GALA Festival 2018 was a vibe

tung magazine review gala festival 2018 review

Photo: Steve Stills

With organisers made of weaker stuff, Gala Festival might not exist today. Its inaugural year, back in 2016, was plagued with problems. Mistakes were made and festival-goers suffered through interminable queues for entry, food, drinks and loos. It was no Fyre Festival in terms of failures, but it wasn’t great. Sunfall Festival, who after a super successful first year invited what seemed like a million too many people to last year’s event, didn’t even bother this year. But not Gala — rather than give up on the idea entirely, the organisers dusted themselves off and, armed with lessons learned by trying, tried again. And thank the gods of music they did. Their 2017 edition was a sell-out success, but this year’s festival was truly the glow up they deserved. 

Earlier in the year, it seemed like those particular gods weren’t on their side. 2018 has seen a difficult period of negotiations for London festivals. The result of which has seen Gala, Field Day and Love Box play a potentially ruinous game of venue musical chairs. Field Day has moved to Brockwell Park aka the scene of Sunfall’s demise, and Gala has moved away from it. Thankfully, this particular festival is all the better for the move — perhaps Field Day will come good, but so far Gala seem to have found greener grass over in Peckham Rye Park. 

Midland doing his thing in the Pleasure Dome. Photo: Anna Wallington

Midland doing his thing in the Pleasure Dome. Photo: Anna Wallington

To kick this thing off, let’s go first to sound quality — a vital aspect to any festival, and one which has been central to the demise of a fair few. I wasn’t there with my decibel meter, but in comparison with other London festivals in previous years, Gala’s sound seemed to me significantly louder and crisper. There was little to no sound-bleed between stages once you were in front of them, and it was entirely possible to have an immersive experience. There’s nothing worse than having a set ruined by Jenny having a shouty conversation with Rachel about having just bumped into her ex at the tequila bar. Thank you, Gala, for saving us all from that. 

Thank you also for putting some serious thought into layout. Gala looked good. Sure, the scorching sun and clear blues skies helped, but that the organisers had taken the time to create covered seating areas, a stage tucked amongst the trees, and a main stage that was at the bottom of a slope and directly opposite the main bar (v important!!) did not go unnoticed. There were abundant food trucks (Honest Burger, thank you for existing), and I didn’t wait for a drink for more than five minutes at any point. One time I walked straight into a loo. STRAIGHT IN! Unheard of. 

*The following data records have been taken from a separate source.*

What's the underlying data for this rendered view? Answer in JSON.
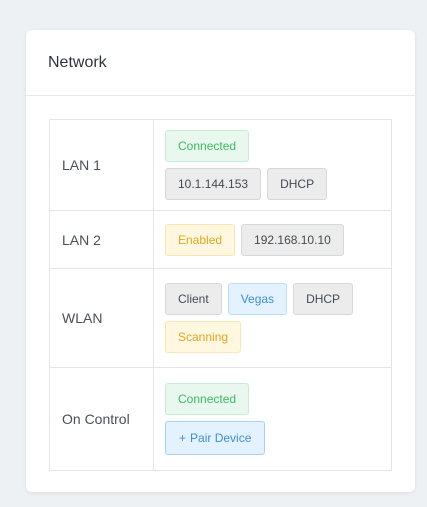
{
  "card": {
    "title": "Network"
  },
  "rows": [
    {
      "label": "LAN 1",
      "tags": [
        {
          "text": "Connected",
          "style": "success"
        },
        {
          "text": "10.1.144.153",
          "style": "default"
        },
        {
          "text": "DHCP",
          "style": "default"
        }
      ]
    },
    {
      "label": "LAN 2",
      "tags": [
        {
          "text": "Enabled",
          "style": "warning"
        },
        {
          "text": "192.168.10.10",
          "style": "default"
        }
      ]
    },
    {
      "label": "WLAN",
      "tags": [
        {
          "text": "Client",
          "style": "default"
        },
        {
          "text": "Vegas",
          "style": "info"
        },
        {
          "text": "DHCP",
          "style": "default"
        },
        {
          "text": "Scanning",
          "style": "warning"
        }
      ]
    },
    {
      "label": "On Control",
      "tags": [
        {
          "text": "Connected",
          "style": "success"
        }
      ],
      "button": {
        "icon": "+",
        "label": "Pair Device"
      }
    }
  ],
  "colors": {
    "success": "#3fb861",
    "warning": "#e3a622",
    "info": "#3d8fd8",
    "page_background": "#eef1f4"
  }
}
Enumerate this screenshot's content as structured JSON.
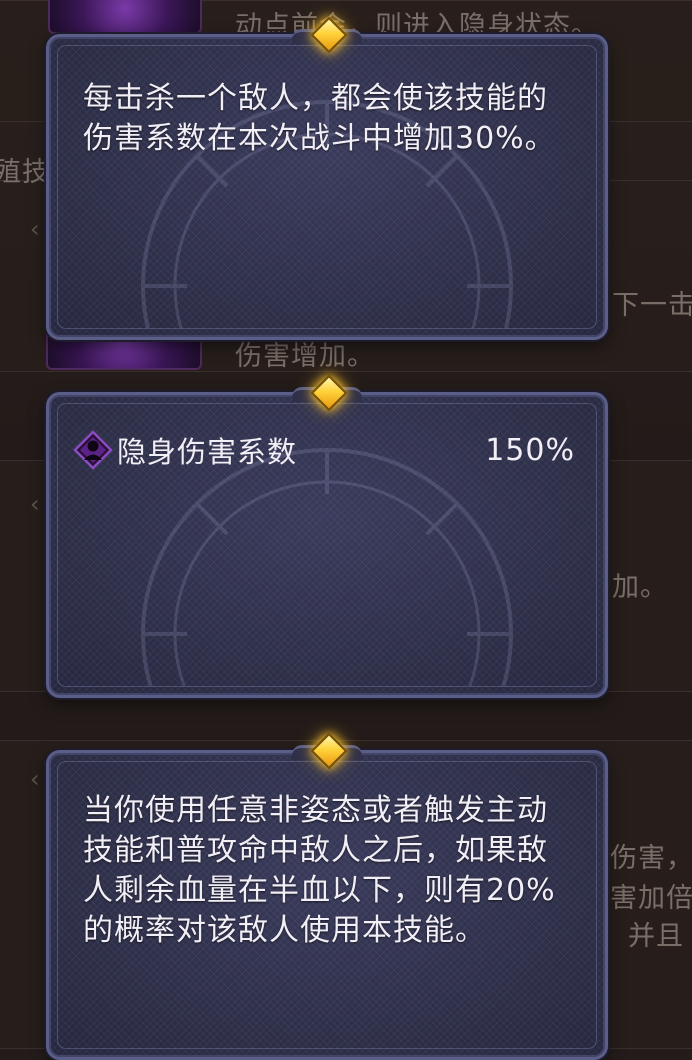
{
  "background": {
    "fragments": [
      "动点前会，则进入隐身状态。",
      "下一击",
      "伤害增加。",
      "加。",
      "伤害，",
      "害加倍",
      "并且",
      "殖技"
    ]
  },
  "tooltips": {
    "kill_bonus": {
      "text": "每击杀一个敌人，都会使该技能的伤害系数在本次战斗中增加30%。"
    },
    "stealth_damage": {
      "label": "隐身伤害系数",
      "value": "150%",
      "icon": "stealth-icon"
    },
    "trigger": {
      "text": "当你使用任意非姿态或者触发主动技能和普攻命中敌人之后，如果敌人剩余血量在半血以下，则有20%的概率对该敌人使用本技能。"
    }
  },
  "colors": {
    "card_fill": "#2e2f4a",
    "card_border": "#5a5e88",
    "gem": "#ffd23a",
    "text": "#f1eef6",
    "stat_icon": "#7a3aa8"
  }
}
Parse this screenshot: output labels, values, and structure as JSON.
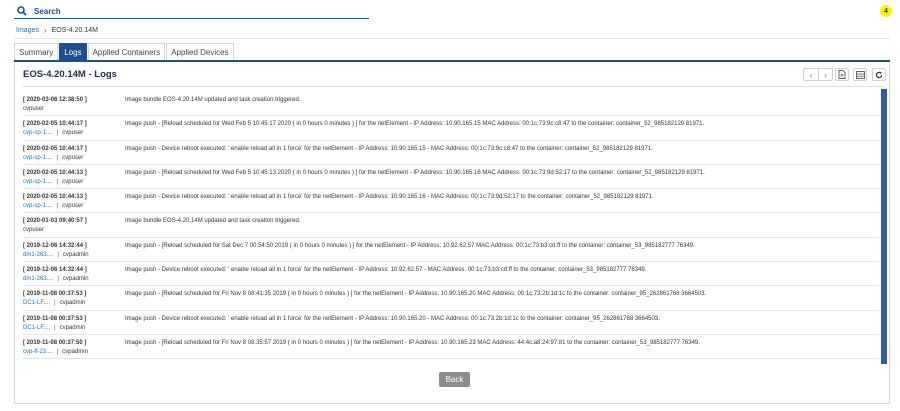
{
  "search": {
    "label": "Search"
  },
  "notifications": {
    "count": "4",
    "color": "#f5f500"
  },
  "breadcrumb": {
    "root": "Images",
    "separator": "›",
    "current": "EOS-4.20.14M"
  },
  "tabs": [
    {
      "label": "Summary",
      "active": false
    },
    {
      "label": "Logs",
      "active": true
    },
    {
      "label": "Applied Containers",
      "active": false
    },
    {
      "label": "Applied Devices",
      "active": false
    }
  ],
  "panel": {
    "title": "EOS-4.20.14M - Logs"
  },
  "toolbar": {
    "icons": [
      "chevron-left-icon",
      "chevron-right-icon",
      "export-file-icon",
      "columns-icon",
      "refresh-icon"
    ]
  },
  "logs": [
    {
      "time": "[ 2020-03-06 12:38:50 ]",
      "device": "",
      "user": "cvpuser",
      "message": "Image bundle EOS-4.20.14M updated and task creation triggered."
    },
    {
      "time": "[ 2020-02-05 10:44:17 ]",
      "device": "cvp-sp-1....",
      "user": "cvpuser",
      "message": "Image push - [Reload scheduled for Wed Feb 5 10:45:17 2020 ( in 0 hours 0 minutes ) ] for the netElement - IP Address: 10.90.165.15 MAC Address: 00:1c:73:9c:c8:47 to the container: container_52_985182129 81971."
    },
    {
      "time": "[ 2020-02-05 10:44:17 ]",
      "device": "cvp-sp-1....",
      "user": "cvpuser",
      "message": "Image push - Device reboot executed: ' enable reload all in 1 force' for the netElement - IP Address: 10.90.165.15 - MAC Address: 00:1c:73:9c:c8:47 to the container: container_52_985182129 81971."
    },
    {
      "time": "[ 2020-02-05 10:44:13 ]",
      "device": "cvp-sp-1....",
      "user": "cvpuser",
      "message": "Image push - [Reload scheduled for Wed Feb 5 10:45:13 2020 ( in 0 hours 0 minutes ) ] for the netElement - IP Address: 10.90.165.16 MAC Address: 00:1c:73:9d:52:17 to the container: container_52_985182129 81971."
    },
    {
      "time": "[ 2020-02-05 10:44:13 ]",
      "device": "cvp-sp-1....",
      "user": "cvpuser",
      "message": "Image push - Device reboot executed: ' enable reload all in 1 force' for the netElement - IP Address: 10.90.165.16 - MAC Address: 00:1c:73:9d:52:17 to the container: container_52_985182129 81971."
    },
    {
      "time": "[ 2020-01-03 09:40:57 ]",
      "device": "",
      "user": "cvpuser",
      "message": "Image bundle EOS-4.20.14M updated and task creation triggered."
    },
    {
      "time": "[ 2019-12-06 14:32:44 ]",
      "device": "dm1-263....",
      "user": "cvpadmin",
      "message": "Image push - [Reload scheduled for Sat Dec 7 00:54:50 2019 ( in 0 hours 0 minutes ) ] for the netElement - IP Address: 10.92.62.57 MAC Address: 00:1c:73:b3:cd:ff to the container: container_53_985182777 76349."
    },
    {
      "time": "[ 2019-12-06 14:32:44 ]",
      "device": "dm1-263....",
      "user": "cvpadmin",
      "message": "Image push - Device reboot executed: ' enable reload all in 1 force' for the netElement - IP Address: 10.92.62.57 - MAC Address: 00:1c:73:b3:cd:ff to the container: container_53_985182777 76349."
    },
    {
      "time": "[ 2019-11-08 00:37:53 ]",
      "device": "DC1-LF....",
      "user": "cvpadmin",
      "message": "Image push - [Reload scheduled for Fri Nov 8 08:41:35 2019 ( in 0 hours 0 minutes ) ] for the netElement - IP Address: 10.90.165.20 MAC Address: 00:1c:73:2b:1d:1c to the container: container_95_262861768 3664503."
    },
    {
      "time": "[ 2019-11-08 00:37:53 ]",
      "device": "DC1-LF....",
      "user": "cvpadmin",
      "message": "Image push - Device reboot executed: ' enable reload all in 1 force' for the netElement - IP Address: 10.90.165.20 - MAC Address: 00:1c:73:2b:1d:1c to the container: container_95_262861768 3664503."
    },
    {
      "time": "[ 2019-11-08 00:37:50 ]",
      "device": "cvp-lf-23....",
      "user": "cvpadmin",
      "message": "Image push - [Reload scheduled for Fri Nov 8 08:35:57 2019 ( in 0 hours 0 minutes ) ] for the netElement - IP Address: 10.90.165.23 MAC Address: 44:4c:a8:24:97:81 to the container: container_53_985182777 76349."
    }
  ],
  "back_button": {
    "label": "Back"
  },
  "colors": {
    "accent": "#1e4f8c",
    "link": "#1e6fb8",
    "button": "#8c8c8c"
  }
}
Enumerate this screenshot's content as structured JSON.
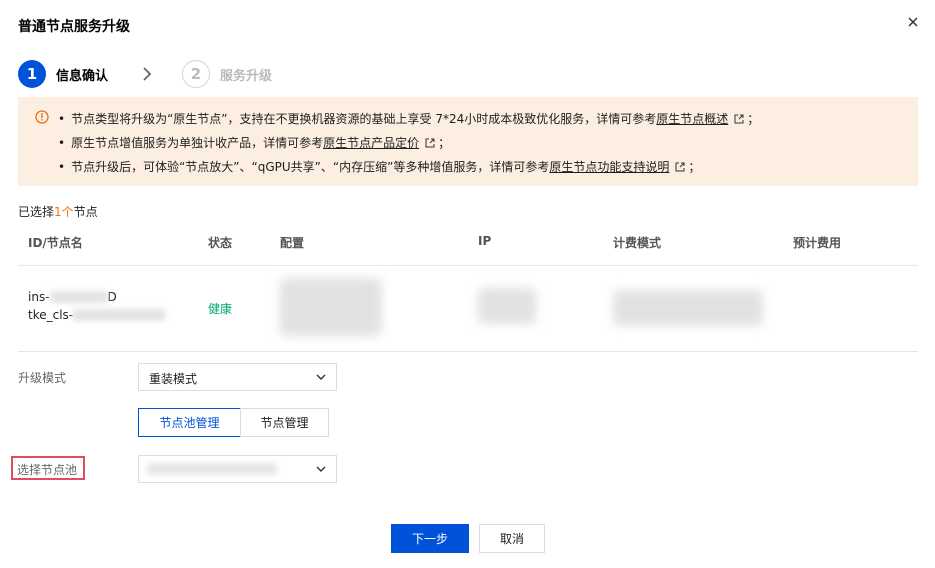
{
  "dialog": {
    "title": "普通节点服务升级"
  },
  "steps": [
    {
      "number": "1",
      "label": "信息确认"
    },
    {
      "number": "2",
      "label": "服务升级"
    }
  ],
  "alert": {
    "lines": [
      {
        "bullet": "•",
        "text": "节点类型将升级为“原生节点”，支持在不更换机器资源的基础上享受 7*24小时成本极致优化服务，详情可参考",
        "link": "原生节点概述",
        "suffix": "；"
      },
      {
        "bullet": "•",
        "text": "原生节点增值服务为单独计收产品，详情可参考",
        "link": "原生节点产品定价",
        "suffix": "；"
      },
      {
        "bullet": "•",
        "text": "节点升级后，可体验“节点放大”、“qGPU共享”、“内存压缩”等多种增值服务，详情可参考",
        "link": "原生节点功能支持说明",
        "suffix": "；"
      }
    ]
  },
  "selection": {
    "prefix": "已选择",
    "count": "1个",
    "suffix": "节点"
  },
  "table": {
    "columns": [
      "ID/节点名",
      "状态",
      "配置",
      "IP",
      "计费模式",
      "预计费用"
    ],
    "rows": [
      {
        "id": "ins-",
        "id_tail": "D",
        "name": "tke_cls-",
        "status": "健康"
      }
    ]
  },
  "form": {
    "upgrade_mode": {
      "label": "升级模式",
      "value": "重装模式"
    },
    "tabs": [
      {
        "label": "节点池管理"
      },
      {
        "label": "节点管理"
      }
    ],
    "node_pool": {
      "label": "选择节点池",
      "value": ""
    }
  },
  "footer": {
    "next_label": "下一步",
    "cancel_label": "取消"
  },
  "colors": {
    "primary": "#0052d9",
    "success": "#00a870",
    "warning_bg": "#fdeee2",
    "highlight": "#ff7200",
    "error": "#e34d59"
  }
}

Anyway, to the music. Tung fave Mafalda made excellent use of her unreal record collection over on the Main Stage early doors and, in making some inspired disco, soul and world music choices (literally none of which I’d heard before), very decisively got the party going. Later, Honey Dijon was the talk of the festival as many migrated to the Pleasure Dome to start a sweat-fest that didn’t let up until the last person walked out of that tent when the night was over. 

Honey Dijon heating things up. Credit:   Anna Wallington

Honey Dijon heating things up. Credit: Anna Wallington

Next we tore ourselves away, drenched, to check out Greg Wilson over on the Main Stage and we were not disappointed. He blew us away with one of the most eclectic crowd-pleasing sets of the day; we had Fleetwood Mac, we had Michael Jackson, we had Kendrick Lamar, all mixed into a well-judged disco and house-inflected set that drew a bigger and bigger crowd as it rolled on. From there we forewent Crazy P to seek out Midland back at the Pleasure Dome who was, predictably, an absolute dream from start to finish. His final track, Fern Kinney’s ‘Love Me Tonight’ was a real moment. To finish off the day, we switched between Mr Scruff b2b Bradley Zero at the Rhythm Section stage and Derrick Carter, and gave ourselves a final drenching in disco, soul, house and funk. 

To conclude, Gala was a vibe. It was also — and sorry to get cheesy here —an inspiring example of a refusal to give up on an idea. Congratulations to all involved for delivering a faultless day to a huge crowd of happy people. As for me, I ate, I drank, I danced, I got an incredibly sunburned forehead. What more could a girl ask for?